Initiative is neat. Everyone draws from ten cards, 1-10, lowest numbers going first.But here is the neat part: if the PC makes a surprising action, then the GM may tell them to draw more than one initiative card and keep whichever they prefer. On top of that, Players can spend their turn to swap initiative with whomever or whatever they’re fighting. Even though it costs the turn, it may well be worth it because it is a guaranteed outcome: the PC gets the initiative they traded for. In combat, everyone is encouraged to embellish descriptions of actions; there are slow and fast actions and even an optional, more granular combat with cards sold by Free League Games (which appears to be influenced by Mouse Guard).
There are social conflicts with a custom procedure for negotiating position, reminiscent of Burning Wheel. Everything is rolled with Manipulation and the PCs modifier has mechanical factors, such as if the PC has people on their side or if the PC has helped the opponent previously. There’s a list of positive and negative ones. I like this. It’s better than just roll the one relevant skill and try to hit a target number.
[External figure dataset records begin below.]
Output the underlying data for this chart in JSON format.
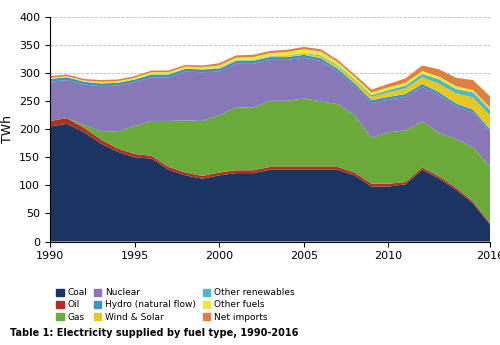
{
  "years": [
    1990,
    1991,
    1992,
    1993,
    1994,
    1995,
    1996,
    1997,
    1998,
    1999,
    2000,
    2001,
    2002,
    2003,
    2004,
    2005,
    2006,
    2007,
    2008,
    2009,
    2010,
    2011,
    2012,
    2013,
    2014,
    2015,
    2016
  ],
  "coal": [
    205,
    210,
    195,
    175,
    160,
    150,
    148,
    128,
    118,
    112,
    118,
    122,
    122,
    128,
    128,
    128,
    128,
    128,
    118,
    98,
    98,
    102,
    128,
    112,
    92,
    68,
    30
  ],
  "oil": [
    10,
    10,
    8,
    7,
    6,
    6,
    5,
    5,
    5,
    5,
    5,
    5,
    5,
    5,
    5,
    5,
    5,
    5,
    5,
    5,
    5,
    4,
    4,
    4,
    4,
    3,
    3
  ],
  "gas": [
    0,
    0,
    5,
    15,
    30,
    50,
    62,
    82,
    93,
    98,
    102,
    112,
    112,
    118,
    118,
    122,
    117,
    112,
    102,
    82,
    92,
    92,
    82,
    77,
    87,
    97,
    100
  ],
  "nuclear": [
    70,
    68,
    72,
    80,
    82,
    78,
    78,
    78,
    87,
    87,
    78,
    78,
    78,
    73,
    73,
    73,
    72,
    58,
    52,
    62,
    58,
    60,
    62,
    68,
    58,
    62,
    62
  ],
  "hydro": [
    5,
    5,
    5,
    5,
    5,
    5,
    5,
    5,
    5,
    5,
    5,
    5,
    5,
    5,
    5,
    5,
    5,
    5,
    5,
    5,
    5,
    5,
    5,
    5,
    5,
    5,
    5
  ],
  "wind_solar": [
    0,
    0,
    0,
    0,
    0,
    0,
    0,
    0,
    0,
    0,
    1,
    1,
    1,
    1,
    2,
    2,
    3,
    4,
    5,
    6,
    8,
    10,
    12,
    15,
    18,
    22,
    25
  ],
  "other_renewables": [
    0,
    0,
    0,
    0,
    0,
    0,
    0,
    0,
    0,
    0,
    1,
    1,
    1,
    1,
    1,
    1,
    2,
    2,
    2,
    3,
    4,
    5,
    6,
    8,
    8,
    9,
    10
  ],
  "other_fuels": [
    2,
    2,
    2,
    3,
    3,
    3,
    4,
    4,
    4,
    4,
    4,
    4,
    5,
    5,
    6,
    7,
    7,
    6,
    5,
    5,
    5,
    5,
    5,
    5,
    5,
    4,
    4
  ],
  "net_imports": [
    3,
    3,
    3,
    3,
    3,
    3,
    3,
    3,
    3,
    3,
    4,
    4,
    4,
    4,
    4,
    4,
    4,
    4,
    4,
    5,
    6,
    8,
    10,
    13,
    15,
    18,
    20
  ],
  "colors": {
    "coal": "#1c3461",
    "oil": "#b03020",
    "gas": "#6aaa3a",
    "nuclear": "#8878b8",
    "hydro": "#4090c0",
    "wind_solar": "#e8c820",
    "other_renewables": "#50b8c0",
    "other_fuels": "#e8e840",
    "net_imports": "#e08040"
  },
  "labels": {
    "coal": "Coal",
    "oil": "Oil",
    "gas": "Gas",
    "nuclear": "Nuclear",
    "hydro": "Hydro (natural flow)",
    "wind_solar": "Wind & Solar",
    "other_renewables": "Other renewables",
    "other_fuels": "Other fuels",
    "net_imports": "Net imports"
  },
  "ylabel": "TWh",
  "ylim": [
    0,
    400
  ],
  "yticks": [
    0,
    50,
    100,
    150,
    200,
    250,
    300,
    350,
    400
  ],
  "xticks": [
    1990,
    1995,
    2000,
    2005,
    2010,
    2016
  ],
  "caption": "Table 1: Electricity supplied by fuel type, 1990-2016",
  "background_color": "#ffffff"
}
Forbidden Lands has a fair number of rules dedicated to survival as well. Mechanical things happen when a PC is hungry, sleepy, cold, and thirsty. PCs can get frightened when they run into horrifying beasts. There are rules for darkness, falling, drowning, poisoning, disease, medical aid, riding animals, and, of course, the four kinds of magic.
A substantial chapter is set aside for a Journey (including ten types of terrain). What I like from these rules is choosing what your character will do that day from a pick list. Hike, lead the way, keep watch, forage, hunt, fish, make camp, rest, sleep, or explore. Each comes with a specific procedure and interacts with other choices people may select. While granular, it sets my expectations for what exploration looks like and why it’s important to me. The answer is if I don’t care, I will probably die. It’s as important as combat. The abstracted hex map doesn’t do much for me but this is more interesting. There are random tables for mishaps along the way for each activity. I like that a sizeable portion of the book is reserved for what it says its about: the journey.
Lastly, the rules regarding the Stronghold are detailed. PCs can build a lot of stuff. Libraries, bakeries, and I mean a LOT of other stuff. This appeals to the Sim City addict in me. Most games that are mostly about combat don’t typically have a meta aspect like this where the players get to make a town. There are rules for managing and protecting the Stronghold and sieges when it’s threatened.
Final Thoughts and Expectations
The art throughout game texts is usually indicative of the tone and what everyone should expect to be doing. The layout in the PC-facing text is great; there’s a lot less “see page XX” than other core books in Free League Games’ line, leading me to think that splitting this book into a PC-facing book and GM-facing book was a good choice. Additionally, I think it’s worth saying that they’ve ordered the sections in a way that makes sense and is easily found with the index and table of contents.
I think the PC rules as written is going to lead to a predictable gameplay loop that will be broken up by upgrading and interacting with the Stronghold. I expect a pretty granular experience that doesn’t make much mechanical room for freeplay roleplaying. To be fair, I am less interested in what the game is about and more interested character moments; they’re my favorite part of playing and it’d be nice to see that play more incentivized.
If pages dedicated to mechanics are any indication, then I expect PCs to be fighting most of the time. If PCs are not fighting, they are likely travelling, all the while Gear is in peril of breaking and the PCs are subjected to the dangerous forces of nature and difficult terrain. But, when PCs aren’t fighting or traveling, They may just be building something with the treasure, Sim City style. These all seem like great design choices considering the intended audience.
After I play in the series I’ll write about my experience; the “reality” side of these expectations.